A laugh-a-minute funny book from the pen of Paul Hawkins.
Taffney St. Cloud, the statuesque vampire-slaying bombshell introduced in "The Vampirening of Taffney St. Cloud," must defend the suburbs from a brood of younger, edgier vampires even as a swarthy stranger enters her life and her old slaying partner sinks into self-pity following a Lich's bite. Can she revive him? Who is the stranger? And what does it all have to do with the Harvest Moon Ball?
Excerpt:
Taffney had to work in her mother's hair salon. Even people whose job it is to slay vampires and other forms of the undead have to have a day job, because they have to pay for things some way, and at night - well at night, they are busy slaying the undead and it is hard to work a cash register or fast food window or just about anything else when you are busy with that.
And then of course there was the matter of explaining Taffney's sudden transformation by an unexpected but long-foretold unique reaction to a Lich's bite from a somewhat plain, dark-haired, and big-boned girl into a tall and buxom stunning alabaster warrioress, the very anti-thesis of the undead's dark evil - all of which occurred and has been described in the climax of our last adventure. At first her mother tried to explain it by saying she was Taffney's cousin from New Jersey, Taffnina, but no one was buying that and then she said she was her cousin Inga from Sweden and a lot more people seemed to think that that was much more possible, but the trouble was that Taffney could not carry off the accent for more than a sentence or two and everything got all awkward and so after a while they just broke down and admitted that it was Taffney but that her mother had given her the best damned makeover ever, and so in addition to making the lives of all the local undead miserable her transformation ended up boosting business at her mother's hair-and-nails salon quite a bit. And anyway, Taffney liked working in the salon and she got pretty good at making ladies' nails all fancy with ornate polish and rhinestones on them, and so she had a good career to fall back on in addition to her slayening skills.
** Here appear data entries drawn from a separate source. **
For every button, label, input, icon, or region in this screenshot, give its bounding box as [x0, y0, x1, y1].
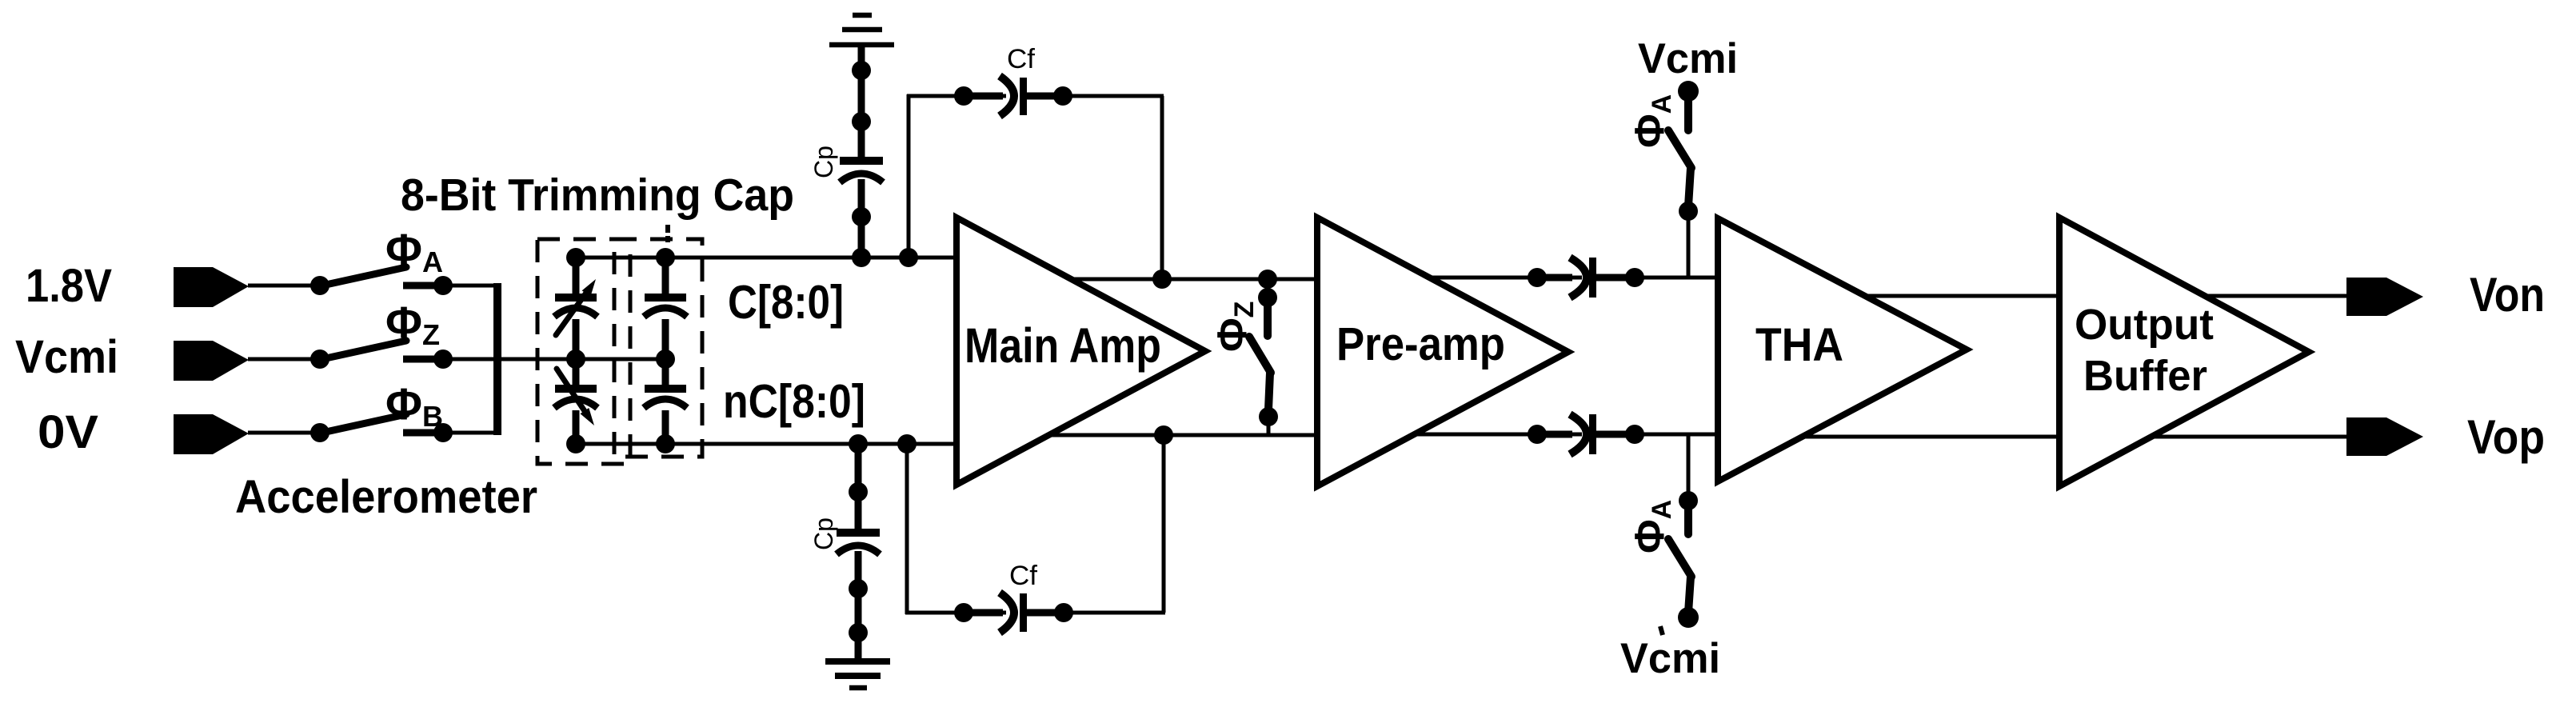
svg-text:Cf: Cf: [1007, 44, 1036, 74]
svg-text:8-Bit Trimming Cap: 8-Bit Trimming Cap: [401, 170, 794, 221]
op-amp U1 Main Amp: [957, 218, 1205, 485]
wire C[8:0] top rail to Main Amp: [576, 256, 960, 260]
wire Main Amp top output to Pre-amp: [1064, 278, 1320, 282]
capacitor fixed trim top-right: [662, 258, 669, 294]
node trim junction dots: [566, 248, 585, 267]
wire 0V switch to bus: [403, 431, 499, 435]
svg-text:Cp: Cp: [809, 146, 838, 178]
switch PhiA to Vcmi bottom: [1687, 434, 1691, 501]
wire THA bottom output to Output Buffer: [1783, 435, 2063, 439]
capacitor fixed trim bottom-right: [662, 359, 669, 385]
wire bus vertical bar: [493, 283, 501, 435]
svg-text:0V: 0V: [38, 406, 98, 458]
wire coupling cap to THA bottom input: [1596, 433, 1721, 437]
wire Pre-amp bottom output to coupling cap: [1392, 433, 1582, 437]
svg-text:Cf: Cf: [1009, 561, 1038, 591]
label PhiA top (rotated): [1627, 94, 1677, 148]
svg-text:Buffer: Buffer: [2083, 352, 2207, 400]
svg-text:Pre-amp: Pre-amp: [1336, 318, 1505, 370]
box dashed trimming right: [614, 239, 702, 457]
svg-text:Von: Von: [2470, 268, 2545, 322]
svg-text:1.8V: 1.8V: [26, 260, 112, 312]
switch PhiB input row 3: [310, 423, 329, 442]
svg-text:Vcmi: Vcmi: [1620, 635, 1720, 682]
wire THA top output to Output Buffer: [1839, 294, 2063, 298]
ground top (flipped): [853, 13, 872, 18]
capacitor Cf bottom feedback loop: [905, 444, 909, 614]
label Cp bottom (rotated): [809, 517, 838, 550]
label Vcmi bottom with prime: [1660, 626, 1663, 635]
svg-text:Cp: Cp: [809, 517, 838, 550]
wire Pre-amp top output to coupling cap: [1408, 276, 1582, 280]
wire coupling cap to THA top input: [1596, 276, 1721, 280]
wire Output Buffer top output to Von: [2159, 294, 2348, 298]
ground bottom: [825, 658, 890, 665]
wire 1.8V input row: [248, 284, 322, 288]
node input port Vcmi arrow: [174, 341, 249, 381]
svg-text:nC[8:0]: nC[8:0]: [723, 375, 865, 428]
node input port 0V arrow: [174, 414, 249, 454]
capacitor coupling top: [1528, 268, 1547, 287]
capacitor coupling bottom: [1528, 425, 1547, 444]
svg-text:Vcmi: Vcmi: [15, 331, 118, 383]
capacitor variable trim bottom-left: [573, 359, 580, 385]
switch PhiA input row 1: [310, 276, 329, 295]
svg-text:Vcmi: Vcmi: [1638, 35, 1738, 82]
wire Vcmi input row: [248, 357, 322, 361]
svg-text:C[8:0]: C[8:0]: [728, 276, 844, 329]
svg-text:Accelerometer: Accelerometer: [235, 471, 537, 523]
wire Vcmi switch to trimming network mid node: [403, 357, 665, 361]
node output port Vop arrow: [2346, 417, 2423, 456]
switch PhiZ between Main Amp and Pre-amp: [1258, 270, 1277, 289]
wire Main Amp bottom output to Pre-amp: [1040, 433, 1320, 437]
svg-text:Main Amp: Main Amp: [965, 318, 1161, 373]
label Cp top (rotated): [809, 146, 838, 178]
node dash-dot tick above trimming box: [665, 225, 670, 233]
capacitor Cp bottom: [849, 434, 868, 453]
capacitor Cf top feedback loop: [907, 94, 911, 258]
op-amp U4 Output Buffer: [2059, 218, 2309, 486]
node input port 1.8V arrow: [174, 267, 249, 307]
wire 1.8V switch to bus: [403, 284, 499, 288]
svg-text:Vop: Vop: [2467, 410, 2545, 464]
label PhiZ (rotated): [1209, 302, 1260, 352]
node output port Von arrow: [2346, 278, 2423, 316]
op-amp U2 Pre-amp: [1317, 218, 1568, 486]
svg-text:Output: Output: [2075, 301, 2214, 349]
wire nC[8:0] bottom rail to Main Amp: [576, 442, 960, 446]
op-amp U3 THA: [1718, 218, 1967, 481]
wire 0V input row: [248, 431, 322, 435]
label PhiA bottom (rotated): [1627, 500, 1677, 553]
capacitor variable trim top-left: [573, 258, 580, 294]
svg-text:THA: THA: [1755, 319, 1843, 371]
switch PhiZ input row 2: [310, 350, 329, 369]
wire Output Buffer bottom output to Vop: [2111, 435, 2348, 439]
capacitor Cp top: [858, 45, 865, 157]
box dashed trimming left: [537, 239, 630, 464]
But you are not reading this story for information on doing hair and nails, for if you were you would soon find that there are better books out there, some with pictures, and so I proceed to the guts of our story, if you will, and the new threat of Vampirening that descended upon Sunvalleydale more or less in conjunction with the Sunvalleydale Junior College Harvest Moon Ball, and how a new fellow slayer appeared, a compelling distraction to Taffney's affections for her stalwart but moody companion, the 12,000-year-old but twenty-something-looking Watchener Against the Ways of the Wicked, Bradley (who, as we detailed in the last volume, was liable to accidentally lapse into old-man speak over trivial things like his soup being too cold or about the cost of a movie or how kids were so fat these days because they didn't do chores or walk to school).
And so one day while Taffney was working in her mom's salon and had just finished up what she thought was a rather fine fake-nail job with rhinestones and yin-yang symbols, a dark, mysterious, masculine hand suddenly draped itself across her table. She followed the strong hand up to see a swarthy, handsome fellow more or less her own age seated opposite her, rippling with muscles and sporting a pencil-moustache like Errol Flynn and wearing a red shirt made of silk or rayon or some other shiny fabric, and it was mostly unbuttoned so as to show off his fancy gold jewelry. Some of the jewelry consisted of odd menacing twists of metal as if to form runes to ward against evil, but one looked like a unicorn although he immediately and brusquely insisted that it was not, that it was in fact an ancient fell beast far more menacing and mysterious, but she still thought of it as 'that pretty unicorn necklace,' and she resolved to get it from him before their acquaintanceship was over.